Different people define happiness in many different ways.For some Happiness is a small child on a hot summer day, a backyard pool filled with cool refreshing water; for the fisherman it is the tug on his fishing line as a sleek rainbow trout breaks out of the swift running brook to take his bait; for the young man it is the feel of the cool air on his face as he drives down the open highway in his new yellow convertible; to the banker, it is a sound financial economy.But real happiness is not rooted in things or possessions. Many years ago when my wife and I were stationed in Labrador we learned this lesson from an old indian couple. My wife and I, along with our four year old son, went down by the river to visit the old couple and to bring them some provisions.
We found the old indian, his flesh baked brown and his hands gnarled by the sun and storms of many years, sitting in front of his tent whittling on a juniper stick. His wife, looking every bit as old and brown, and puffing contentedly on her pipe, stood close by leaning over her washtub. They were two of the happiest people I had ever known.
They possessed few of what we deem the necessities of life. There was no two hundred and fifty thousand dollar house with all the modern conveniences, but just a canvas tent nestled among the fir trees by the side of the mighty Churchill River. This tent sheltered them in summer and winter plus 35 centigrade above or 40 degrees below. Nor was there a high powered car parked by the door; only a lone mangy dog that hauled a sled in winter and roamed at will during the summer. Their clothes left much to be desired; they had no neighbors, and medicare was a visit every six weeks from a Grenfell Mission nurse.
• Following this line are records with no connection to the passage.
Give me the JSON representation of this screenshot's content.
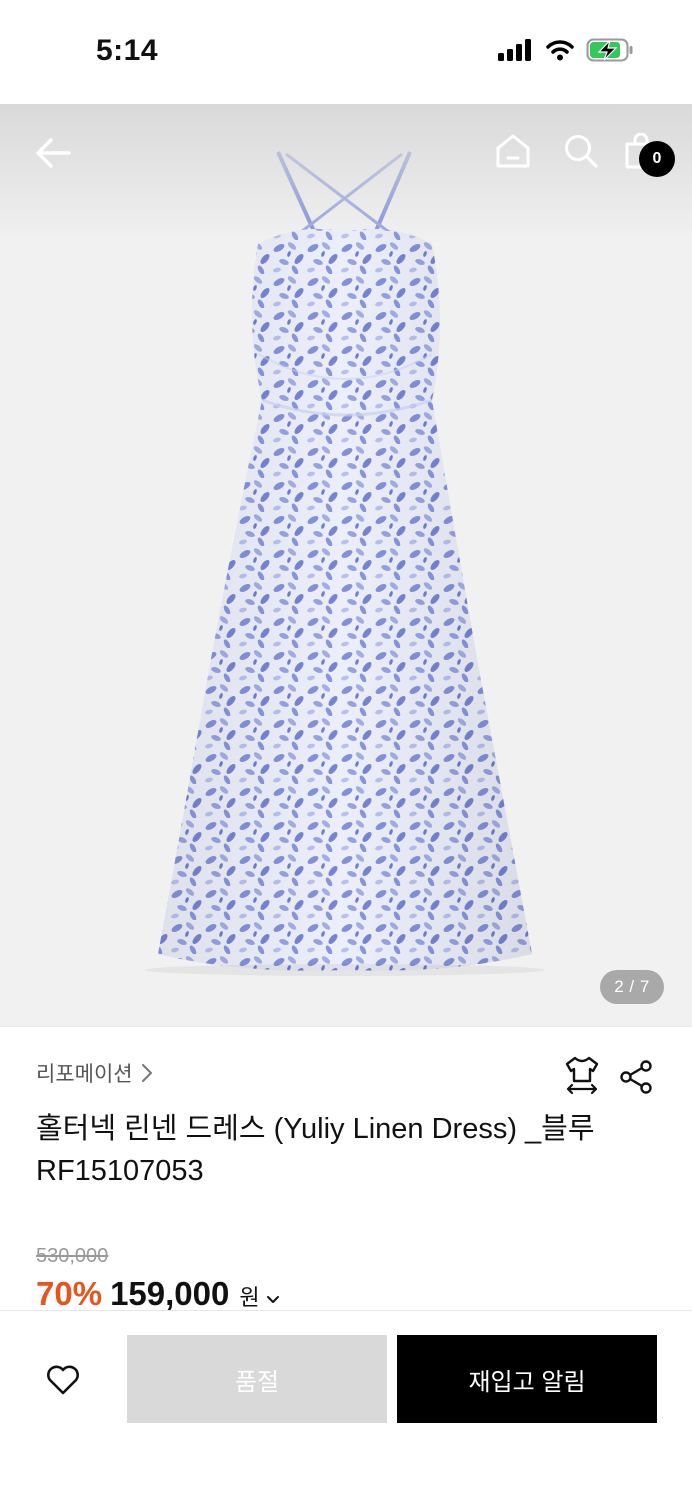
{
  "status_bar": {
    "time": "5:14"
  },
  "header": {
    "cart_count": "0"
  },
  "gallery": {
    "page_indicator": "2 / 7",
    "current_page": 2,
    "total_pages": 7
  },
  "product": {
    "brand": "리포메이션",
    "title": "홀터넥 린넨 드레스 (Yuliy Linen Dress) _블루 RF15107053",
    "original_price": "530,000",
    "discount": "70%",
    "sale_price": "159,000",
    "currency": "원"
  },
  "bottom_bar": {
    "soldout_label": "품절",
    "restock_label": "재입고 알림"
  },
  "colors": {
    "accent": "#e8541e",
    "dress_blue": "#7f8ede",
    "dark": "#000000"
  }
}
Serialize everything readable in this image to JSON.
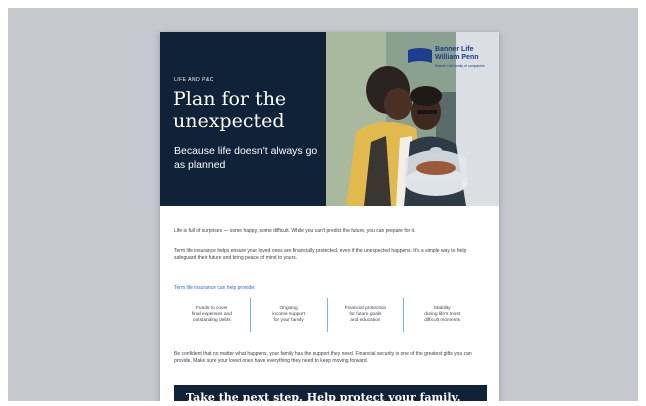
{
  "document": {
    "eyebrow": "LIFE AND P&C",
    "headline": "Plan for the unexpected",
    "subhead": "Because life doesn't always go as planned",
    "brand": {
      "name_line1": "Banner Life",
      "name_line2": "William Penn",
      "tagline": "Banner Life family of companies"
    },
    "paragraph_1": "Life is full of surprises — some happy, some difficult. While you can't predict the future, you can prepare for it.",
    "paragraph_2": "Term life insurance helps ensure your loved ones are financially protected, even if the unexpected happens. It's a simple way to help safeguard their future and bring peace of mind to yours.",
    "callout": "Term life insurance can help provide:",
    "benefits": [
      "Funds to cover\nfinal expenses and\noutstanding debts",
      "Ongoing\nincome support\nfor your family",
      "Financial protection\nfor future goals\nand education",
      "Stability\nduring life's most\ndifficult moments"
    ],
    "paragraph_3": "Be confident that no matter what happens, your family has the support they need. Financial security is one of the greatest gifts you can provide. Make sure your loved ones have everything they need to keep moving forward.",
    "banner": "Take the next step. Help protect your family."
  },
  "colors": {
    "navy": "#0f2238",
    "brand_blue": "#1d3d8f",
    "link_blue": "#2a6fc2",
    "background": "#c5c8cd"
  }
}
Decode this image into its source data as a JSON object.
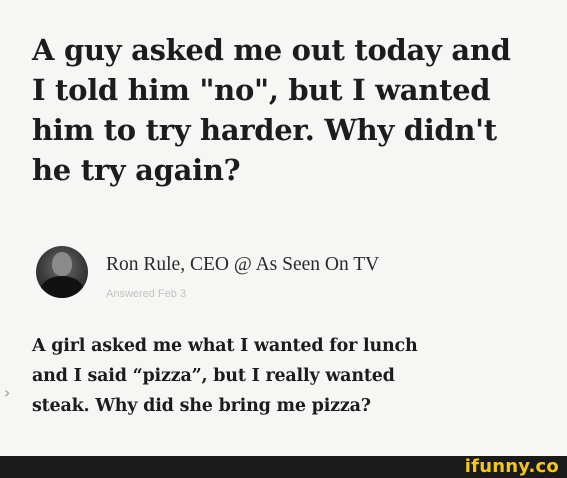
{
  "question": {
    "lines": [
      "A guy asked me out today and",
      "I told him \"no\", but I wanted",
      "him to try harder. Why didn't",
      "he try again?"
    ]
  },
  "author": {
    "name": "Ron Rule, CEO @ As Seen On TV",
    "answered": "Answered Feb 3",
    "avatar_icon": "profile-photo"
  },
  "answer": {
    "lines": [
      "A girl asked me what I wanted for lunch",
      "and I said “pizza”, but I really wanted",
      "steak. Why did she bring me pizza?"
    ]
  },
  "side": {
    "chevron_icon": "chevron-right-icon",
    "chevron_glyph": "›"
  },
  "footer": {
    "brand": "ifunny.co",
    "background": "#1a1a1a",
    "brand_color": "#f2c81f"
  }
}
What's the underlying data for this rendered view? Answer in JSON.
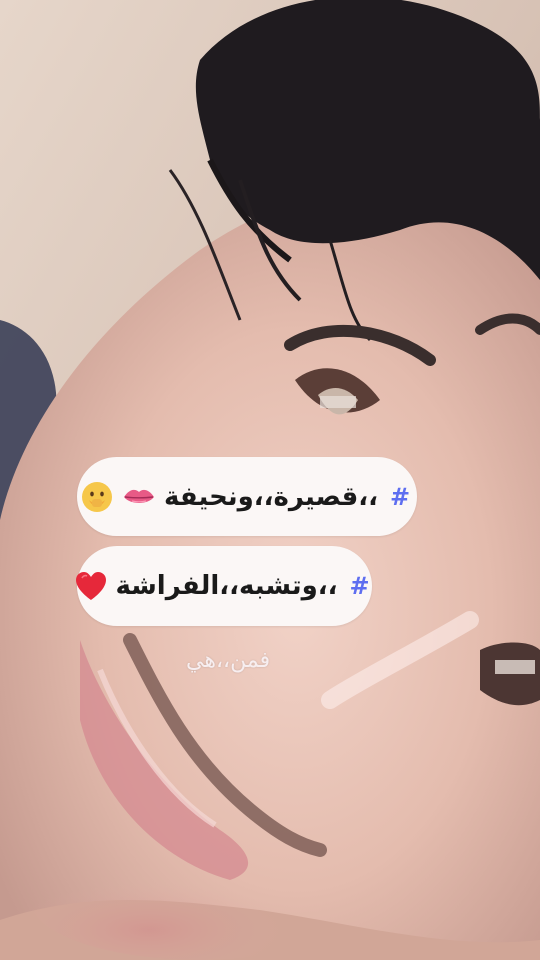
{
  "captions": [
    {
      "text": "،،قصيرة،،ونحيفة",
      "hashtag": "#"
    },
    {
      "text": "،،وتشبه،،الفراشة",
      "hashtag": "#"
    }
  ],
  "floating_text": "فمن،،هي",
  "colors": {
    "hashtag": "#5e6ef0",
    "pill_bg": "#fbf7f6",
    "heart": "#e6283a",
    "lips": "#e85a86"
  },
  "icons": {
    "caption1_emojis": [
      "lips-icon",
      "hand-over-mouth-face-icon"
    ],
    "caption2_emojis": [
      "red-heart-icon"
    ]
  }
}
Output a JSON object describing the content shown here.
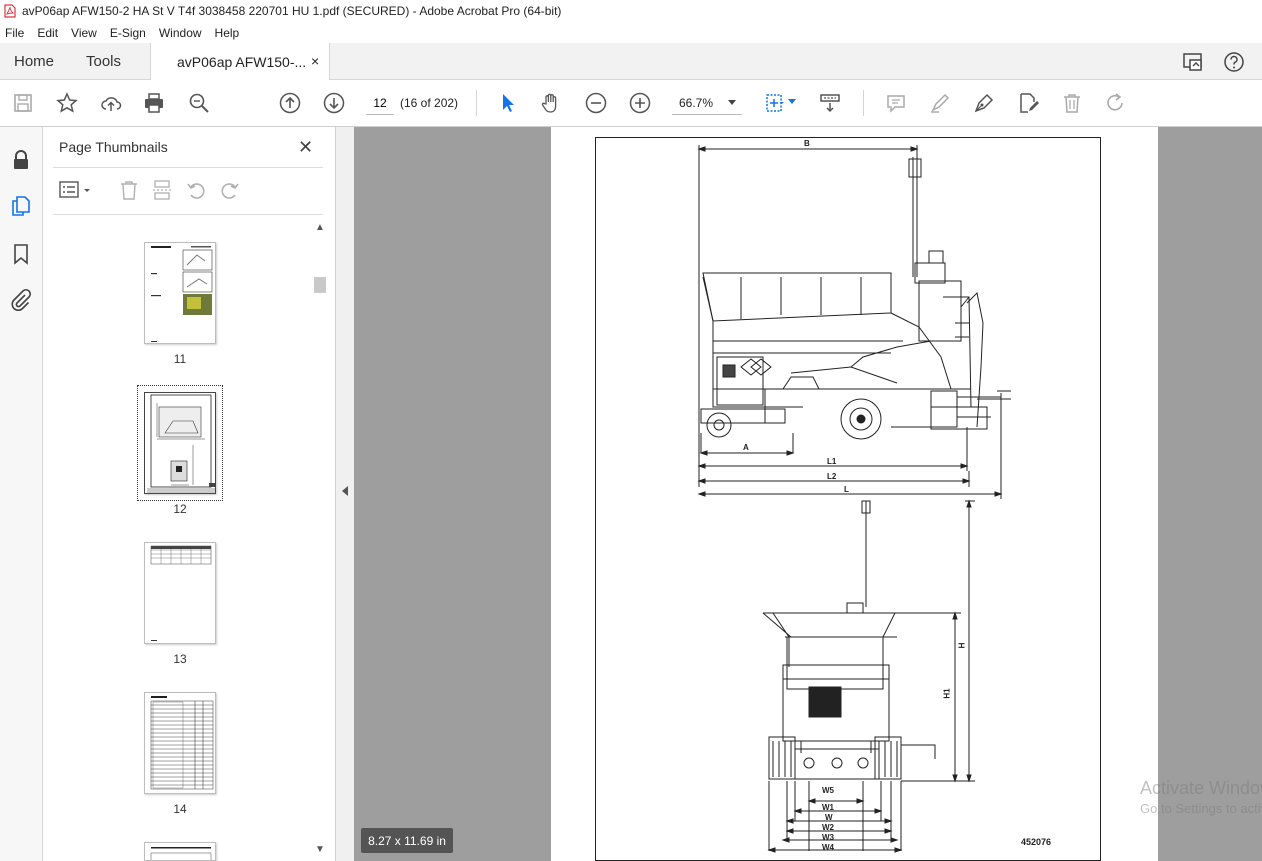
{
  "window": {
    "title": "avP06ap AFW150-2 HA St V T4f 3038458 220701 HU 1.pdf (SECURED) - Adobe Acrobat Pro (64-bit)"
  },
  "menu": [
    "File",
    "Edit",
    "View",
    "E-Sign",
    "Window",
    "Help"
  ],
  "tabs": {
    "home": "Home",
    "tools": "Tools",
    "document": "avP06ap AFW150-...",
    "close": "×"
  },
  "toolbar": {
    "page_current": "12",
    "page_count": "(16 of 202)",
    "zoom": "66.7%"
  },
  "panel": {
    "title": "Page Thumbnails",
    "close": "✕",
    "thumbnails": [
      {
        "label": "11"
      },
      {
        "label": "12"
      },
      {
        "label": "13"
      },
      {
        "label": "14"
      }
    ]
  },
  "document_page": {
    "dimension_labels": {
      "B": "B",
      "A": "A",
      "L1": "L1",
      "L2": "L2",
      "L": "L",
      "H": "H",
      "H1": "H1",
      "W5": "W5",
      "W1": "W1",
      "W": "W",
      "W2": "W2",
      "W3": "W3",
      "W4": "W4"
    },
    "drawing_code": "452076"
  },
  "status": {
    "page_size": "8.27 x 11.69 in"
  },
  "watermark": {
    "line1": "Activate Windows",
    "line2": "Go to Settings to activate Windows."
  },
  "colors": {
    "accent_blue": "#1473e6",
    "pdf_red": "#d7373f",
    "viewer_bg": "#9e9e9e"
  }
}
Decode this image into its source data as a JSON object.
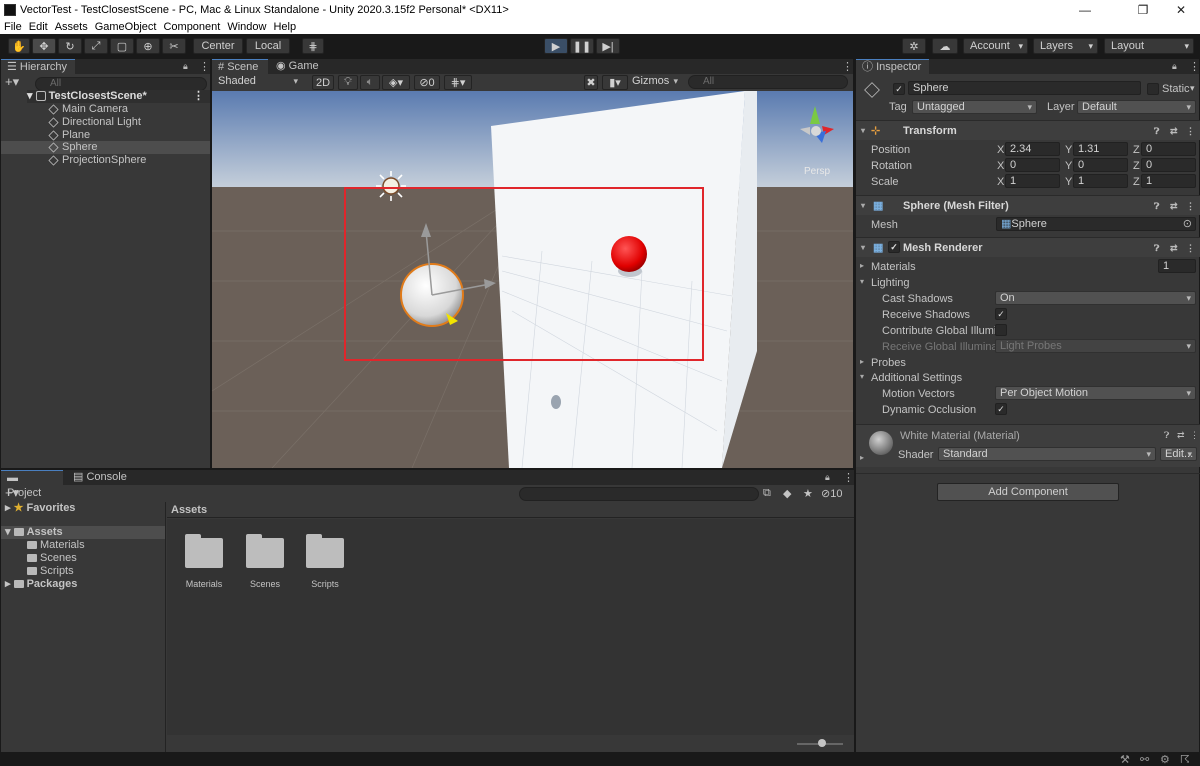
{
  "window": {
    "title": "VectorTest - TestClosestScene - PC, Mac & Linux Standalone - Unity 2020.3.15f2 Personal* <DX11>"
  },
  "menu": [
    "File",
    "Edit",
    "Assets",
    "GameObject",
    "Component",
    "Window",
    "Help"
  ],
  "toolbar": {
    "center_label": "Center",
    "local_label": "Local",
    "account_label": "Account",
    "layers_label": "Layers",
    "layout_label": "Layout"
  },
  "hierarchy": {
    "tab": "Hierarchy",
    "search_placeholder": "All",
    "scene": "TestClosestScene*",
    "items": [
      "Main Camera",
      "Directional Light",
      "Plane",
      "Sphere",
      "ProjectionSphere"
    ],
    "selected": "Sphere"
  },
  "scene_view": {
    "tabs": [
      "Scene",
      "Game"
    ],
    "shading": "Shaded",
    "mode_2d": "2D",
    "hidden_count": "0",
    "gizmos": "Gizmos",
    "search_placeholder": "All",
    "persp": "Persp",
    "colors": {
      "sky_top": "#5a7bb0",
      "sky_bottom": "#c9d2dc",
      "ground": "#6b6058",
      "highlight": "#e0262b"
    }
  },
  "project": {
    "tabs": [
      "Project",
      "Console"
    ],
    "favorites": "Favorites",
    "assets": "Assets",
    "asset_children": [
      "Materials",
      "Scenes",
      "Scripts"
    ],
    "packages": "Packages",
    "breadcrumb": "Assets",
    "folders": [
      "Materials",
      "Scenes",
      "Scripts"
    ],
    "hidden_count": "10"
  },
  "inspector": {
    "tab": "Inspector",
    "object_name": "Sphere",
    "static_label": "Static",
    "tag_label": "Tag",
    "tag_value": "Untagged",
    "layer_label": "Layer",
    "layer_value": "Default",
    "transform": {
      "title": "Transform",
      "rows": [
        {
          "label": "Position",
          "x": "2.34",
          "y": "1.31",
          "z": "0"
        },
        {
          "label": "Rotation",
          "x": "0",
          "y": "0",
          "z": "0"
        },
        {
          "label": "Scale",
          "x": "1",
          "y": "1",
          "z": "1"
        }
      ],
      "axes": [
        "X",
        "Y",
        "Z"
      ]
    },
    "mesh_filter": {
      "title": "Sphere (Mesh Filter)",
      "mesh_label": "Mesh",
      "mesh_value": "Sphere"
    },
    "mesh_renderer": {
      "title": "Mesh Renderer",
      "materials_label": "Materials",
      "materials_count": "1",
      "lighting_label": "Lighting",
      "cast_shadows_label": "Cast Shadows",
      "cast_shadows_value": "On",
      "receive_shadows_label": "Receive Shadows",
      "contribute_gi_label": "Contribute Global Illumi",
      "receive_gi_label": "Receive Global Illumina",
      "receive_gi_value": "Light Probes",
      "probes_label": "Probes",
      "additional_label": "Additional Settings",
      "motion_vectors_label": "Motion Vectors",
      "motion_vectors_value": "Per Object Motion",
      "dynamic_occlusion_label": "Dynamic Occlusion"
    },
    "material": {
      "title": "White Material (Material)",
      "shader_label": "Shader",
      "shader_value": "Standard",
      "edit_label": "Edit..."
    },
    "add_component": "Add Component"
  }
}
One thing was certain these two indians( members of the Nascopic Tribe) living alone in a tent by the side of the river were happy and contented.
The late Helen Keller said, "Many persons have a wrong idea about what constitutes true happiness. It is not attained through self-gratification but through fidelity to a worthy purpose."
The bottom line is that whether a man's material possessions are many or few, he can be happy. This happiness comes when a person acknowledges God and lives Christianity as taught by Jesus. If we seek happiness in anything beside the peace of God and a good conscience, we shall as certainly be unhappy as anything in the world is uncertain.